From 7 April 2026, labour market enforcement officers will exercise a defined suite of powers under the Police and Criminal Evidence Act 1984 (PACE) in England and Wales. The Police and Criminal Evidence Act 1984 (Application to Enforcement Officers) Regulations 2026 (SI 2026/303) were made on 16 March 2026, laid before Parliament on 17 March, and revoke the 2017 instrument for Labour Abuse Prevention Officers. The Regulations were signed by Kate Dearden, Parliamentary Under-Secretary of State at the Department for Business and Trade.
The Regulations clarify scope and definitions. ‘Enforcement officer’ refers to officers appointed by the Secretary of State under section 90 of the Employment Rights Act 2025, and ‘labour market offence’ takes its meaning from Part 5 of that Act via section 114B(11) of PACE. The instrument extends to England and Wales only.
The applied PACE provisions are targeted to investigations of labour market offences and operate with modifications to reflect that enforcement officers are not police officers. Powers cover stop and search and search records (sections 1–3), warrants and special procedure material (sections 8, 9 and Schedule 1, together with sections 15 and 16), entry for arrest and searches after arrest (sections 17 and 18), seizure, computerised information, access/copying and retention (sections 19–22), arrest and custody processes (sections 24, 28–32), warrants of further detention (sections 43–44), the confession safeguard in section 77, reasonable force in section 117, and relevant interpretation provisions.

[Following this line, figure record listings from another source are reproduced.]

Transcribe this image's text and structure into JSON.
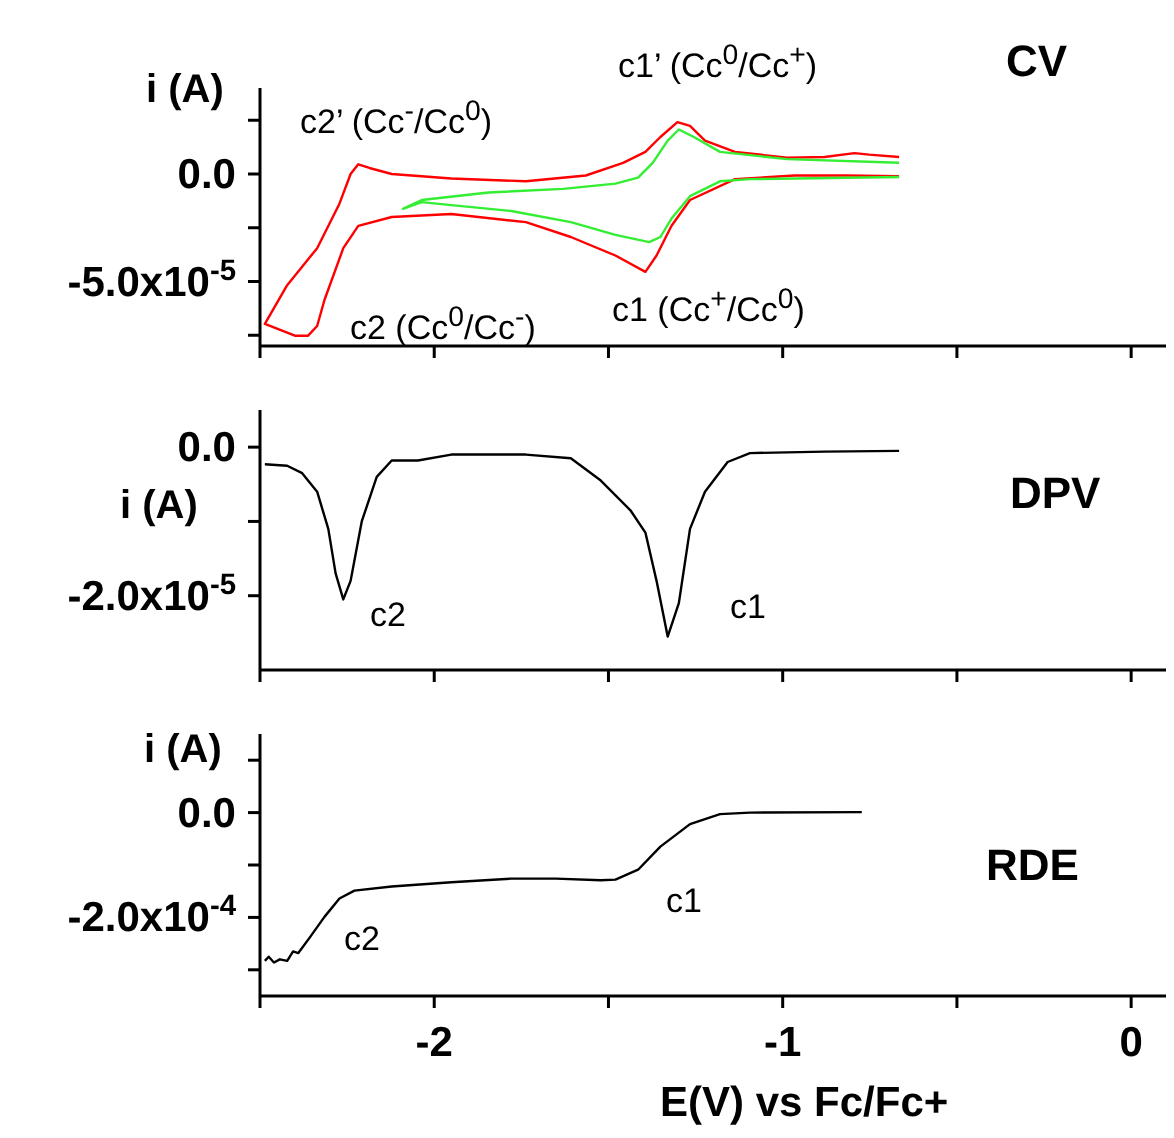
{
  "chart_data": [
    {
      "type": "line",
      "title": "CV",
      "ylabel": "i (A)",
      "tick_labels": "y",
      "annotations": [
        "c2’ (Cc$^{-}$/Cc$^{0}$)",
        "c1’ (Cc$^{0}$/Cc$^{+}$)",
        "c2 (Cc$^{0}$/Cc$^{-}$)",
        "c1 (Cc$^{+}$/Cc$^{0}$)"
      ],
      "xlim": [
        -2.5,
        0.1
      ],
      "xticks": [
        {
          "value": -2.5,
          "label": null
        },
        {
          "value": -2,
          "label": null
        },
        {
          "value": -1.5,
          "label": null
        },
        {
          "value": -1,
          "label": null
        },
        {
          "value": -0.5,
          "label": null
        },
        {
          "value": 0,
          "label": null
        }
      ],
      "ylim": [
        -8e-05,
        4e-05
      ],
      "yticks": [
        {
          "value": 2.5e-05,
          "label": null
        },
        {
          "value": 0,
          "label": "0.0"
        },
        {
          "value": -2.5e-05,
          "label": null
        },
        {
          "value": -5e-05,
          "label": "-5.0x10$^{-5}$"
        },
        {
          "value": -7.5e-05,
          "label": null
        }
      ],
      "series": [
        {
          "color": "#ff0000",
          "x": [
            -0.666,
            -0.816,
            -0.966,
            -1.137,
            -1.266,
            -1.319,
            -1.362,
            -1.394,
            -1.48,
            -1.608,
            -1.737,
            -1.951,
            -2.122,
            -2.218,
            -2.261,
            -2.315,
            -2.336,
            -2.362,
            -2.4,
            -2.486,
            -2.422,
            -2.336,
            -2.272,
            -2.24,
            -2.218,
            -2.186,
            -2.122,
            -1.951,
            -1.737,
            -1.565,
            -1.458,
            -1.394,
            -1.351,
            -1.302,
            -1.266,
            -1.223,
            -1.137,
            -0.987,
            -0.88,
            -0.794,
            -0.752,
            -0.666
          ],
          "values": [
            -1e-06,
            -7e-07,
            -7e-07,
            -2.4e-06,
            -1.21e-05,
            -2.41e-05,
            -3.79e-05,
            -4.55e-05,
            -3.79e-05,
            -2.93e-05,
            -2.24e-05,
            -1.86e-05,
            -2e-05,
            -2.41e-05,
            -3.45e-05,
            -5.86e-05,
            -7.07e-05,
            -7.52e-05,
            -7.52e-05,
            -6.97e-05,
            -5.17e-05,
            -3.45e-05,
            -1.38e-05,
            0,
            4.5e-06,
            2.8e-06,
            0,
            -2.1e-06,
            -3.4e-06,
            -7e-07,
            5.2e-06,
            1.03e-05,
            1.72e-05,
            2.41e-05,
            2.24e-05,
            1.55e-05,
            1.03e-05,
            7.6e-06,
            7.9e-06,
            9.7e-06,
            9e-06,
            7.9e-06
          ]
        },
        {
          "color": "#33ee33",
          "x": [
            -0.666,
            -1.094,
            -1.18,
            -1.266,
            -1.319,
            -1.351,
            -1.383,
            -1.48,
            -1.608,
            -1.779,
            -1.951,
            -2.036,
            -2.09,
            -2.036,
            -1.844,
            -1.63,
            -1.48,
            -1.415,
            -1.373,
            -1.33,
            -1.298,
            -1.255,
            -1.18,
            -0.987,
            -0.666
          ],
          "values": [
            -1.4e-06,
            -2.4e-06,
            -3.4e-06,
            -1.03e-05,
            -2.07e-05,
            -2.93e-05,
            -3.17e-05,
            -2.83e-05,
            -2.24e-05,
            -1.72e-05,
            -1.45e-05,
            -1.31e-05,
            -1.62e-05,
            -1.21e-05,
            -8.6e-06,
            -6.9e-06,
            -4.5e-06,
            -1.7e-06,
            5.2e-06,
            1.55e-05,
            2.07e-05,
            1.72e-05,
            1.03e-05,
            6.9e-06,
            5.2e-06
          ]
        }
      ]
    },
    {
      "type": "line",
      "title": "DPV",
      "ylabel": "i (A)",
      "tick_labels": "y",
      "annotations": [
        "c2",
        "c1"
      ],
      "xlim": [
        -2.5,
        0.1
      ],
      "xticks": [
        {
          "value": -2.5,
          "label": null
        },
        {
          "value": -2,
          "label": null
        },
        {
          "value": -1.5,
          "label": null
        },
        {
          "value": -1,
          "label": null
        },
        {
          "value": -0.5,
          "label": null
        },
        {
          "value": 0,
          "label": null
        }
      ],
      "ylim": [
        -3e-05,
        5e-06
      ],
      "yticks": [
        {
          "value": 0,
          "label": "0.0"
        },
        {
          "value": -1e-05,
          "label": null
        },
        {
          "value": -2e-05,
          "label": "-2.0x10$^{-5}$"
        }
      ],
      "series": [
        {
          "color": "#000000",
          "x": [
            -2.486,
            -2.422,
            -2.379,
            -2.336,
            -2.304,
            -2.283,
            -2.261,
            -2.24,
            -2.208,
            -2.165,
            -2.122,
            -2.047,
            -1.951,
            -1.737,
            -1.608,
            -1.522,
            -1.437,
            -1.394,
            -1.362,
            -1.33,
            -1.298,
            -1.266,
            -1.223,
            -1.158,
            -1.094,
            -0.88,
            -0.666
          ],
          "values": [
            -2.3e-06,
            -2.5e-06,
            -3.5e-06,
            -6e-06,
            -1.1e-05,
            -1.7e-05,
            -2.05e-05,
            -1.8e-05,
            -1e-05,
            -4e-06,
            -1.8e-06,
            -1.8e-06,
            -1e-06,
            -1e-06,
            -1.5e-06,
            -4.5e-06,
            -8.5e-06,
            -1.15e-05,
            -1.8e-05,
            -2.55e-05,
            -2.1e-05,
            -1.1e-05,
            -6e-06,
            -2e-06,
            -8e-07,
            -6e-07,
            -5e-07
          ]
        }
      ]
    },
    {
      "type": "line",
      "title": "RDE",
      "ylabel": "i (A)",
      "xlabel": "E(V) vs Fc/Fc+",
      "annotations": [
        "c2",
        "c1"
      ],
      "xlim": [
        -2.5,
        0.1
      ],
      "xticks": [
        {
          "value": -2.5,
          "label": null
        },
        -2,
        {
          "value": -1.5,
          "label": null
        },
        -1,
        {
          "value": -0.5,
          "label": null
        },
        0
      ],
      "ylim": [
        -0.00035,
        0.00015
      ],
      "yticks": [
        {
          "value": 0.0001,
          "label": null
        },
        {
          "value": 0,
          "label": "0.0"
        },
        {
          "value": -0.0001,
          "label": null
        },
        {
          "value": -0.0002,
          "label": "-2.0x10$^{-4}$"
        },
        {
          "value": -0.0003,
          "label": null
        }
      ],
      "series": [
        {
          "color": "#000000",
          "x": [
            -2.486,
            -2.475,
            -2.46,
            -2.443,
            -2.422,
            -2.405,
            -2.39,
            -2.358,
            -2.315,
            -2.272,
            -2.229,
            -2.122,
            -1.951,
            -1.779,
            -1.651,
            -1.522,
            -1.48,
            -1.415,
            -1.351,
            -1.266,
            -1.18,
            -1.094,
            -0.773
          ],
          "values": [
            -0.000283,
            -0.000275,
            -0.000286,
            -0.00028,
            -0.000283,
            -0.000265,
            -0.000268,
            -0.000239,
            -0.000199,
            -0.000164,
            -0.000149,
            -0.000141,
            -0.000133,
            -0.000126,
            -0.000126,
            -0.000129,
            -0.000128,
            -0.000109,
            -6.5e-05,
            -2.2e-05,
            -3e-06,
            0,
            1e-06
          ]
        }
      ]
    }
  ]
}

Searches of persons are tightly framed. Where premises are being searched under a warrant obtained under section 8 or Schedule 1, an enforcement officer may search a person found on the premises if there are reasonable grounds to suspect the person has concealed material that might be evidence of a labour market offence. The power excludes vehicles, permits a search of the mouth, and does not authorise removal of clothing beyond an outer coat, jacket or gloves. A person may only be searched by someone of the same sex, and officers must explain the grounds for the search.

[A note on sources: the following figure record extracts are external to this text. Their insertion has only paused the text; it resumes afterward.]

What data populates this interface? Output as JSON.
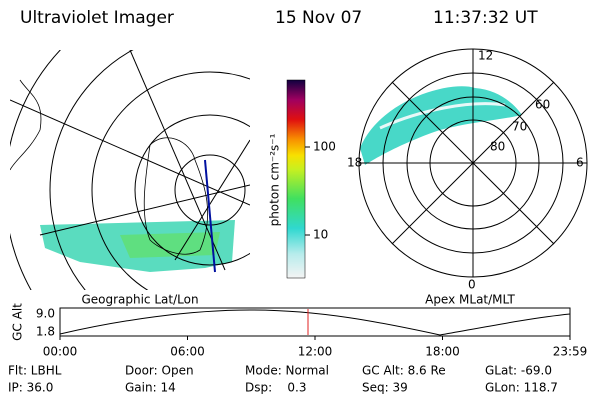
{
  "header": {
    "title": "Ultraviolet Imager",
    "date": "15 Nov 07",
    "time": "11:37:32 UT"
  },
  "colorbar": {
    "label": "photon cm⁻²s⁻¹",
    "ticks": [
      "100",
      "10"
    ]
  },
  "geo_panel": {
    "label": "Geographic Lat/Lon"
  },
  "polar_panel": {
    "label": "Apex MLat/MLT",
    "mlt_labels": [
      "12",
      "18",
      "6",
      "0"
    ],
    "lat_labels": [
      "60",
      "70",
      "80"
    ]
  },
  "orbit_plot": {
    "ylabel": "GC Alt",
    "yticks": [
      "9.0",
      "1.8"
    ],
    "xticks": [
      "00:00",
      "06:00",
      "12:00",
      "18:00",
      "23:59"
    ]
  },
  "status": {
    "rows": [
      [
        "Flt: LBHL",
        "Door: Open",
        "Mode: Normal",
        "GC Alt: 8.6 Re",
        "GLat: -69.0"
      ],
      [
        "IP: 36.0",
        "Gain: 14",
        "Dsp:    0.3",
        "Seq: 39",
        "GLon: 118.7"
      ]
    ]
  }
}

Record‑keeping duties under section 3 are adapted. A search record must be made as soon as practicable. Where the search results in arrest and the person is delivered into police custody and taken to a police station, the enforcement officer must provide the record to the custody officer, who will place it on the custody record.

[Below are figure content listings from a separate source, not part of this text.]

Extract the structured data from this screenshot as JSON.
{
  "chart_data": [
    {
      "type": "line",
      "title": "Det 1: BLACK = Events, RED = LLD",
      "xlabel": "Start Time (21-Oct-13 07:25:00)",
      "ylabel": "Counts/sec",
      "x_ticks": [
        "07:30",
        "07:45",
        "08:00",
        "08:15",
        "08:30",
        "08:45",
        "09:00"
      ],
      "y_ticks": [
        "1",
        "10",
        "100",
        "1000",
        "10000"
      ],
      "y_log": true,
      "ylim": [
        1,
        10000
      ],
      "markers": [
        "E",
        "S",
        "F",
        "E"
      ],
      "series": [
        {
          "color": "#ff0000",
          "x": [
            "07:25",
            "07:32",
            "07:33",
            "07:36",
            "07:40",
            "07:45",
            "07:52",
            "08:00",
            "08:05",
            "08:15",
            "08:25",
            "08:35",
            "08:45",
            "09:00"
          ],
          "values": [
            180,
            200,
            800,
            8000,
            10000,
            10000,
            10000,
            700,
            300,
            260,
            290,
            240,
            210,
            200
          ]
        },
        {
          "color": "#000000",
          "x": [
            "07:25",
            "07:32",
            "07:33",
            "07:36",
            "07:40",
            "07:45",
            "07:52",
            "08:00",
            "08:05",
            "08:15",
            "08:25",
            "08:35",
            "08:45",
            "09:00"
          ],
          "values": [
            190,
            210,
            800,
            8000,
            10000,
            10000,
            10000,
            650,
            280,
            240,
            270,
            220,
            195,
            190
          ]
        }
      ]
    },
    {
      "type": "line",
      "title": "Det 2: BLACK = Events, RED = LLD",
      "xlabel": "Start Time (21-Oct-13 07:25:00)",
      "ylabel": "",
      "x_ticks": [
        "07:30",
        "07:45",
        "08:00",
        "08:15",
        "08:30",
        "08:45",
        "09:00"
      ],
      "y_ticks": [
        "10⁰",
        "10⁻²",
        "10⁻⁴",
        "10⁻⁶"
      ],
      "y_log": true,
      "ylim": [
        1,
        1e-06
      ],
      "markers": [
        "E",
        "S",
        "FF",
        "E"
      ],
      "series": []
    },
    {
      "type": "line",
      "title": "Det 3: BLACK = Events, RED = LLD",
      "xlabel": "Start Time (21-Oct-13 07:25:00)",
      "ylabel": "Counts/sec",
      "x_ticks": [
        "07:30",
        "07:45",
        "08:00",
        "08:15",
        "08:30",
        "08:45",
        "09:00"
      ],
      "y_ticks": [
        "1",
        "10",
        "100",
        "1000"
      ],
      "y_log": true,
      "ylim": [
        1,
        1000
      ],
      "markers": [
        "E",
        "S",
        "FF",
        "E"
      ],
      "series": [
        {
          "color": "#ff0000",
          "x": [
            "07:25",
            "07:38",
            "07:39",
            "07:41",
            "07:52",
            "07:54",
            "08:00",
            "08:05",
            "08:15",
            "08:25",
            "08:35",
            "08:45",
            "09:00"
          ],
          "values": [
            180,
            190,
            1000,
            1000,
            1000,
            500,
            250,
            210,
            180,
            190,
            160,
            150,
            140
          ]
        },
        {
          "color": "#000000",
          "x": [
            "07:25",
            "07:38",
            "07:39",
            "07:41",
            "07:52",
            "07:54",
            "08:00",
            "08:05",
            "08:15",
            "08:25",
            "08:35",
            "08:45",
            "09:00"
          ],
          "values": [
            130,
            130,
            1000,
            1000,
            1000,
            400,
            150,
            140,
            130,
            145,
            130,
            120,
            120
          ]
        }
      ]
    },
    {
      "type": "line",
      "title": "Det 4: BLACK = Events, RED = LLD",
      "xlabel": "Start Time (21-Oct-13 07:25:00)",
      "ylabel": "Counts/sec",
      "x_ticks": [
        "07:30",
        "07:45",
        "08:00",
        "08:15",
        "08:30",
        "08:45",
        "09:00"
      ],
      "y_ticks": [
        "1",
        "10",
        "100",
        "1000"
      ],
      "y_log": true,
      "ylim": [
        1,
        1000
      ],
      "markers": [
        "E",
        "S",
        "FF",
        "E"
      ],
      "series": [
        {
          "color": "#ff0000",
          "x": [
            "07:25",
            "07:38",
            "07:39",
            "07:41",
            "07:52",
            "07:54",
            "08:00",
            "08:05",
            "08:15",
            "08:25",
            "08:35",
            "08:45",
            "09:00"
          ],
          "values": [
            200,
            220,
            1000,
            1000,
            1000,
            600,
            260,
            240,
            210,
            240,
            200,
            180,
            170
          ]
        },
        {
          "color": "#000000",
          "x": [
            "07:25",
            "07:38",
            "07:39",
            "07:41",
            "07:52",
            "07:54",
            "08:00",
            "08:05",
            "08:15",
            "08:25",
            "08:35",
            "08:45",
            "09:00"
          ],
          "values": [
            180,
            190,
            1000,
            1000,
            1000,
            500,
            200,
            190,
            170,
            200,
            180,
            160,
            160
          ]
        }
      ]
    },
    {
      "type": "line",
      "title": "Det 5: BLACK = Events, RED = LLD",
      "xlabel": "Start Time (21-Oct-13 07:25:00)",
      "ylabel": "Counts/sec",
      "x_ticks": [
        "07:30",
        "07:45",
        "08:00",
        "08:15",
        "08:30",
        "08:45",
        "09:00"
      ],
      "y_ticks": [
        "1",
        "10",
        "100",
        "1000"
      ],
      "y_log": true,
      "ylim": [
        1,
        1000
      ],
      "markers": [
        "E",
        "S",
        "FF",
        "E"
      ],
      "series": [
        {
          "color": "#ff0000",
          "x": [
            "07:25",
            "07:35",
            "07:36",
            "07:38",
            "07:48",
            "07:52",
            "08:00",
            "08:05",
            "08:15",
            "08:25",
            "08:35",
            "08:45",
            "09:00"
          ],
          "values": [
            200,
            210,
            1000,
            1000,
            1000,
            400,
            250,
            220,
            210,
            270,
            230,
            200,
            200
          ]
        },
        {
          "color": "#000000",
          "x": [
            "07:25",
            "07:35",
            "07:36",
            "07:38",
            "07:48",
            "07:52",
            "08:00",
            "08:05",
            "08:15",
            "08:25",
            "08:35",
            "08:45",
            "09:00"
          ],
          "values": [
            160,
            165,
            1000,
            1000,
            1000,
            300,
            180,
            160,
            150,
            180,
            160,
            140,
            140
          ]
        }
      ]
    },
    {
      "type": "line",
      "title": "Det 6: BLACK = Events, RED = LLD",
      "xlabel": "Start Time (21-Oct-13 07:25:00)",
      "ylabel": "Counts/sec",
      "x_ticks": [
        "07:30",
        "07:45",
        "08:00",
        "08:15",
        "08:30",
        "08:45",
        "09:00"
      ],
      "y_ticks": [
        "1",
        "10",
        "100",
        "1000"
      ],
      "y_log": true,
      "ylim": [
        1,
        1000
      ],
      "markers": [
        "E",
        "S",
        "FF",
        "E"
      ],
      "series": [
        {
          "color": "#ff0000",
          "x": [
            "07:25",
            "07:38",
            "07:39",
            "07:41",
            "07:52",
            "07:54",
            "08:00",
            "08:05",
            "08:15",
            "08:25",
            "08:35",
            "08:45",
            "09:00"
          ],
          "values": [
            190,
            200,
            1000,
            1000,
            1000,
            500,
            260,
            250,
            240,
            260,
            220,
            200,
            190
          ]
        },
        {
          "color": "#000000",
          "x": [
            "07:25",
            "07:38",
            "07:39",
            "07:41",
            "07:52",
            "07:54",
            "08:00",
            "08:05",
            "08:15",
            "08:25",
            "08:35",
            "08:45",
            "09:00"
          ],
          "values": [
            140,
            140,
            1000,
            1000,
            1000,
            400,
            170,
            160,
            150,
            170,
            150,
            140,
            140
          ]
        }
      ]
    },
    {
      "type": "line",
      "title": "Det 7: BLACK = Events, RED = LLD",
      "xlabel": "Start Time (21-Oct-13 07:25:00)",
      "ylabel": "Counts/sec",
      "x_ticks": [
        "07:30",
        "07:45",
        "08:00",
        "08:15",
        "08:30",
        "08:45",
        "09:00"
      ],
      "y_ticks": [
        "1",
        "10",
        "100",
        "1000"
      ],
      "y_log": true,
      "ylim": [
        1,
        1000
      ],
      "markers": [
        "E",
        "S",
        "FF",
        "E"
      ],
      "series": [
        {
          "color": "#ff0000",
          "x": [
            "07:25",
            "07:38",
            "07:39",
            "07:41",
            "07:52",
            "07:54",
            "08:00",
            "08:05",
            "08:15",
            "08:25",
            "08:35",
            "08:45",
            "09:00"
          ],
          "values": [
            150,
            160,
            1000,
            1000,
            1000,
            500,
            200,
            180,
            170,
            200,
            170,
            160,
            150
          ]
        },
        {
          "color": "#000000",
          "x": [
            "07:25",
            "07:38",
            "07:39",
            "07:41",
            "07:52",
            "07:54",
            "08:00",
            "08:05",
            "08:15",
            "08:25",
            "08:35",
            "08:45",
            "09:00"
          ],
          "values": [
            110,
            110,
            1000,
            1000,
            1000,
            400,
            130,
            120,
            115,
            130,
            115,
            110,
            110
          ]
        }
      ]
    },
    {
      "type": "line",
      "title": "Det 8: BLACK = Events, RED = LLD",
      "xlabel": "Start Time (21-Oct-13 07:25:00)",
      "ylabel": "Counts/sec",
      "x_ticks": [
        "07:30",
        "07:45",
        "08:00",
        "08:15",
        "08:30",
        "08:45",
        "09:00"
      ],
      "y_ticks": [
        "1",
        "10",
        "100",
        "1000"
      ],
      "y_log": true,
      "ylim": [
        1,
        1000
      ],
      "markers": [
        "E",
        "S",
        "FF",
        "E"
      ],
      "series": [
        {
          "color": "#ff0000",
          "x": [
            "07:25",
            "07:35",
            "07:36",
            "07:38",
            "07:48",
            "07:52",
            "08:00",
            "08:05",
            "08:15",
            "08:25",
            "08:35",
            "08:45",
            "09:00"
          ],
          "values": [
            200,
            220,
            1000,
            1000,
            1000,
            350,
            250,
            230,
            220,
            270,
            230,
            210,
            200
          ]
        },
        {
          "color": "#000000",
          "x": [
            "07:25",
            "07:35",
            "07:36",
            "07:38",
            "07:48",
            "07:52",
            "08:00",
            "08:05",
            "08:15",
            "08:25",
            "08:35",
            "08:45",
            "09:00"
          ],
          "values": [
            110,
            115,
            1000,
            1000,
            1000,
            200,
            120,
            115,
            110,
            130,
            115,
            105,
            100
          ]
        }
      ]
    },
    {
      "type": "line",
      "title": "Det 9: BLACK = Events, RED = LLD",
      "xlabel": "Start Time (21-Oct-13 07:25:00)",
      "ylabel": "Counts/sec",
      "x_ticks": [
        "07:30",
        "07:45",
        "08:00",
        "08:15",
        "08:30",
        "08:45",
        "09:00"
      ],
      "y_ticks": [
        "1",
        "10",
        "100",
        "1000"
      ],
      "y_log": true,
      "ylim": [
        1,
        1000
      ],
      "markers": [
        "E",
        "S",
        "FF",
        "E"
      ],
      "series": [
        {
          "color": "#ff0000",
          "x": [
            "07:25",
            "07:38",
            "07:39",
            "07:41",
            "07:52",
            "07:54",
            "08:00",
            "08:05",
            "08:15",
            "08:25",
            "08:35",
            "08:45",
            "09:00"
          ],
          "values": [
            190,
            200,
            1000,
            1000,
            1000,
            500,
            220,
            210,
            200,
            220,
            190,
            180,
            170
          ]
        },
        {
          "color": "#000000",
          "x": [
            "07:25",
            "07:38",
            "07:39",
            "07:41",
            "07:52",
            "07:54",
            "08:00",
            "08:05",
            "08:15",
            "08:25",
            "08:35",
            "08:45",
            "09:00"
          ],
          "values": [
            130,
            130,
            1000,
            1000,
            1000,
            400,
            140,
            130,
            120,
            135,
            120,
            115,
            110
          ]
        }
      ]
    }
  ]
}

Applications for and execution of warrants and production orders reflect the PACE model with seniority translated into civil service grades. Where PACE requires authorisation by a police officer of at least inspector rank, the equivalent threshold is an enforcement officer of at least senior executive officer grade. Execution requirements, including identification and presentation of the warrant, continue to apply.
Entry powers for the purpose of arrest and post‑arrest searches are applied to labour market investigations. Section 17 is read in relation to criminal proceedings connected to a labour market offence, and section 18 allows searches of premises occupied or controlled by a person under arrest for such offences. Records of these searches must be provided to the custody officer when the individual is handed over.
Seizure and retention powers include computerised information. Access and copying under section 21 may be refused where disclosure would prejudice the investigation of any offence, not only a labour market offence. Section 22 is modified so that items seized or taken away by, or passed to, an enforcement officer may be retained for as long as necessary in all the circumstances. Where items were taken from a person on arrest on safety or evidential grounds, they must be given to the police once the arrested person is delivered into police custody; subsequent retention follows PACE.
Arrest powers are applied with clear custody safeguards. An enforcement officer may arrest without warrant under section 24 where the statutory necessity criteria are met. If the arrest occurs elsewhere than at a police station, the person must be delivered into the custody of a constable as soon as practicable. Section 28 duties to inform the arrested person of the grounds apply. Voluntary attendance is reframed so that a person may attend to be interviewed in the presence of an enforcement officer at any suitable place, including a police station.
Further detention remains for the police to manage. Enforcement officers may apply for warrants of further detention and their extension in relation to labour market offences; courts must consider whether it would have been reasonable for the police or an enforcement officer to have applied earlier and what inquiries each has made.
Reasonable force may be used where necessary in exercising applied powers under section 117. On confessions, section 77 is modified so that an enforcement officer is not regarded as an ‘independent person’ for the purposes of considering the reliability of a confession by a vulnerable suspect.
The instrument includes transitional and interpretive provisions. Until section 20(2) of the Policing and Crime Act 2017 commences, references to section 21 are to be read without the subsection range. Relevant PACE interpretation provisions (including sections 10–14, 23, 82 and 118) apply to the extent needed to give effect to the powers. No impact assessment has been produced, with the Department indicating no impact on the private or voluntary sectors.
Practically, this consolidates powers for the reconfigured labour market enforcement system created by the Employment Rights Act 2025. Employers and labour providers should plan for visits where PACE‑based safeguards and obligations-clear grounds, officer identification and prompt records-apply directly to enforcement officers. The near‑term task is to refresh on‑site warrant protocols and interview procedures, confirm escalation to legal advisers, and brief staff ahead of commencement on 7 April.